What is Remote Patient Monitoring (RPM)?
Remote Patient Monitoring (RPM) refers to the collection of patient-generated health data by a patient or caregiver that is digitally stored and transmitted to a healthcare professional for review and care management or treatment plan intervention.
Click Here for more information about What is required for RPM?What is required for RPM?
- RPM requires patient consent be obtained at the time services are furnished by the auxiliary personnel for physiologic monitoring of patients with acute and/or chronic conditions, under general supervision by the billing practitioner.

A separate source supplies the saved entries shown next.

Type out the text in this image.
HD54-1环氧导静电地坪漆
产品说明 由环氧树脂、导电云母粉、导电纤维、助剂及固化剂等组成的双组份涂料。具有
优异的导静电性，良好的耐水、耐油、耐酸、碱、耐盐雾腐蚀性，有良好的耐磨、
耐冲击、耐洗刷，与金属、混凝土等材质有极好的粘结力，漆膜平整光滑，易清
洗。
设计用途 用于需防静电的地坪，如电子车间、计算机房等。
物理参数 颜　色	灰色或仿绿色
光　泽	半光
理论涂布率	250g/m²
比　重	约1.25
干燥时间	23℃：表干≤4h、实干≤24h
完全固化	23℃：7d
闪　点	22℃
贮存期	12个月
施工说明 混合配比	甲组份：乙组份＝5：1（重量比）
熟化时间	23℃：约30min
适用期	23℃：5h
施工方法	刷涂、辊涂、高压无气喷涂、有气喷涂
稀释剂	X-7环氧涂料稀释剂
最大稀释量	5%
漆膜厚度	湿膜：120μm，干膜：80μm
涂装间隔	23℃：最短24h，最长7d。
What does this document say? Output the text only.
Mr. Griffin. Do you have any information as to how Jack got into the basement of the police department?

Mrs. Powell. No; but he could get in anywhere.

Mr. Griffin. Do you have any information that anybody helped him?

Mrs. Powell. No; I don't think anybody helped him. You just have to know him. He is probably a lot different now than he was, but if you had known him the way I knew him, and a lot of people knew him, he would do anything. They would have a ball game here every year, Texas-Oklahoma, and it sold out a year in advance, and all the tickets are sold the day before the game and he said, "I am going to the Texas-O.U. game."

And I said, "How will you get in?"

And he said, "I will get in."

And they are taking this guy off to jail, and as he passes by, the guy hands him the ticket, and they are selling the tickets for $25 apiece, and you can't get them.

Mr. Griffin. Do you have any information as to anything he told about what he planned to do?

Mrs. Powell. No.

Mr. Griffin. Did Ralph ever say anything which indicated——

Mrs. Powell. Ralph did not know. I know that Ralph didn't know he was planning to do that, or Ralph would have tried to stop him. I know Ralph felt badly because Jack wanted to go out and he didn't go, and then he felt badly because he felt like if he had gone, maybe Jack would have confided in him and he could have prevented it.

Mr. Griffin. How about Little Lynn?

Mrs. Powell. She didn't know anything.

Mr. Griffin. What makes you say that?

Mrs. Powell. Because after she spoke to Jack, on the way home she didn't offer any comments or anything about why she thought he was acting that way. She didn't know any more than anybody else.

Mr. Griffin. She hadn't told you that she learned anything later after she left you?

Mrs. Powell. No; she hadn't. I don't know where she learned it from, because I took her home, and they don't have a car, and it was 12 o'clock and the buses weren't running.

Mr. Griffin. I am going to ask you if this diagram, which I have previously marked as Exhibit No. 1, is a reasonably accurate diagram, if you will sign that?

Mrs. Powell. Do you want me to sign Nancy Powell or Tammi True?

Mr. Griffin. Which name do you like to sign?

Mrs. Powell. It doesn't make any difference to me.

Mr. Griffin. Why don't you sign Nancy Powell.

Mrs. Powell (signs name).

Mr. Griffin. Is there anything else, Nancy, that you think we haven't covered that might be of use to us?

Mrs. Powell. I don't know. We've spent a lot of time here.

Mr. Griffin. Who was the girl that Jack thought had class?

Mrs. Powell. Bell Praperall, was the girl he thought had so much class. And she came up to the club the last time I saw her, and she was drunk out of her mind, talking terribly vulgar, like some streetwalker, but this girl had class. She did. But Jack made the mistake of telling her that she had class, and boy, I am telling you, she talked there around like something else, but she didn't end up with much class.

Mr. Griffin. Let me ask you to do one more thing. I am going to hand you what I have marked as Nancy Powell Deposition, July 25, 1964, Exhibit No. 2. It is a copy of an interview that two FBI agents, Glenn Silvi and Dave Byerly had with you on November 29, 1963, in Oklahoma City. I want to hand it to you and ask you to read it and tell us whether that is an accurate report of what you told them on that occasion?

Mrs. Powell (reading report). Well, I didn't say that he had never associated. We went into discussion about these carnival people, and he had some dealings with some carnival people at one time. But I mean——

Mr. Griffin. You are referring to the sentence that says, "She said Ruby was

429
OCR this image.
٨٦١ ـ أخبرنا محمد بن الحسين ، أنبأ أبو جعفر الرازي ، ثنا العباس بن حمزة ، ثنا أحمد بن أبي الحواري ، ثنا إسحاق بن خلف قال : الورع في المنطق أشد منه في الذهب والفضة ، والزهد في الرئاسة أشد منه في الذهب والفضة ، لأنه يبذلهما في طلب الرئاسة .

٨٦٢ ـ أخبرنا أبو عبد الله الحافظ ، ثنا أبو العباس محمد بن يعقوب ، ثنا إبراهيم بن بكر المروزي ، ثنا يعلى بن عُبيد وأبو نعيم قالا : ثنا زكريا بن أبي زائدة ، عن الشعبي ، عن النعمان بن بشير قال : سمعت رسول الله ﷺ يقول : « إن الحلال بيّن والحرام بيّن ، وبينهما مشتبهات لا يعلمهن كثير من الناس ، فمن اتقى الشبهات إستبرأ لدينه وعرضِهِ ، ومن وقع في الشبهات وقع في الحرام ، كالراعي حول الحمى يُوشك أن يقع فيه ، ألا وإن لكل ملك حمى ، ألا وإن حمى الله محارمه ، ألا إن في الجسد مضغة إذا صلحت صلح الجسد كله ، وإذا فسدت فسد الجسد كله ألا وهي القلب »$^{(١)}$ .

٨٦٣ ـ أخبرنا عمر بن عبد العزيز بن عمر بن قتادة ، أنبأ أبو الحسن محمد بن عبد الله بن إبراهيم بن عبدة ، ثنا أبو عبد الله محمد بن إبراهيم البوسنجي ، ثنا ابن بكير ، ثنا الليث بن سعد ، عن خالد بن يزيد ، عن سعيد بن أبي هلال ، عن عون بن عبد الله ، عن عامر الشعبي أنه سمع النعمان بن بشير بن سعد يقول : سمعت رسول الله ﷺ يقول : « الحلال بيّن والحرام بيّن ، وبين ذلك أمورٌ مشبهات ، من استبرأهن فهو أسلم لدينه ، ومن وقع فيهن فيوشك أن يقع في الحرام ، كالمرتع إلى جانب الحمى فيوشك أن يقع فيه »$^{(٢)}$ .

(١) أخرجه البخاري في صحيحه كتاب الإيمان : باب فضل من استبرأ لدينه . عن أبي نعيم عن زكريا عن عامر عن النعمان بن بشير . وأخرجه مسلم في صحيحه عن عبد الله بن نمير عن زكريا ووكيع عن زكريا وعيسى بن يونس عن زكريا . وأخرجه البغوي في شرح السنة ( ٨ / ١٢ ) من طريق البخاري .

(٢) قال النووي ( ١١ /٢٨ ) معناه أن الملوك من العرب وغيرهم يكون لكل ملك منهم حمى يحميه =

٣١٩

- RPM must be medically necessary
- RPM must be ordered in the patient medical record
What is required for CMS?
- A provider order supporting medical necessity RPM services must be initiated during a face-to-face visit (or telehealth during the PHE) for patients not seen within the past year
- The RPM device must meet the FDA’s definition of a “medical device” (does not have to be FDA-approved, but must still meet the definition)
- The patient must be using RPM for a minimum of 16 days to bill for services (Refers to CPT 99453 & 99454) Mandatory interactive communication with the patient (Refers to CPT 99457 &99458)What is required for CMS 1.
CPT 99453- Service Initiation
Remote monitoring of physiologic parameter(s) (e.g., weight), initial; set-up and patient education on use of equipment
✔One time code only, one or multiple equipment.
✔Can only bill after the first 16 days of reading in 30 days occurred
CPT 99454- Data Transmission
Remote monitoring of physiologic parameter(s) (e.g., weight, blood pressure, pulse oximetry, respiratory flow rate). Monthly data transmission
✔One time code per month with one or multiple equipment used.
✔Can only bill after the 16 days of reading in 30 days occurred
CPT 99457- Treatment Management
Remote physiologic monitoring treatment management services, clinical staff/physician/other qualified health care professional time in a calendar month requiring interactive communication with the patient/caregiver during the month initial 20 minutes
✔One time per month
✔One or multiple equipment used
✔Can Not bill without a phone call to patient or caregiver
CPT 99458- Treatment Management
Remote physiologic monitoring treatment management services, clinical staff/physician/other qualified health care professional time in a calendar month requiring interactive communication with the patient/caregiver during the month additional 20 minutes
✔Unlimited times per month
✔One or multiple equipment used
✔Can Not bill without a phone call to patient or caregiver
CMS 2020 Final Rule on RPM “Incident to” billing of CPT Code 99457
When the CPT codes for RPM were first created in 2018 CMS stated that RPM services could only be delivered by a physician and not by an “auxiliary personnel incident to the practitioner’s professional services.” An “incident to” service is defined as a service rendered under the supervision of a physician and/or qualified health care professional and then billed to Medicare in the name of the physician and/or qualified healthcare professional.
In April of 2019, the CMS stated that it would allow for “incident to” billing by auxiliary personnel if they were under direct supervision, which meant they were in the same building at the very same time. This new rule allows for general supervision instead of the direct supervision that was required prior to April of 2019; thus, CPT codes 99457 and 99458 can be billed under general rather than direct supervision.
General supervision allows physicians to use telemedicine to conduct general supervision with their auxiliary staff. Furthermore, this rule states that the physician and/or other qualified healthcare professional who is supervising auxiliary staff does not have to treat the patient receiving RPM services, yet the supervising physician/qualified healthcare professional can bill Medicare for the “incident to services”.
This new rule extends the flexibility of the RPM services and does not exclusively put the burden solely on the physician and/or qualified healthcare professional. This rule has changed the landscape of the current business models being used for RPM services and will continue to enhance them greatly.
New RPM Code for Extra 20 Minutes
The CMS also created a new rule that will allow for billing after the first 20 minutes of RPM services, which is currently billed under CPT 99457. Patients who received an additional 20 minutes of RPM services and require interactive communication with clinical staff/physician/qualified healthcare professional can be billed under CPT code 99458. It’s estimated that reimbursement will be at the rate of approximately $43 per month.
In conclusion, these new rules and CPT codes demonstrate that the CMS recognizes the importance of RPM services and its power to minimize the gaps in our current healthcare system. All patients can benefit from these services and these changes will certainly increase providers’ chances to adopt a medical model that includes RPM services.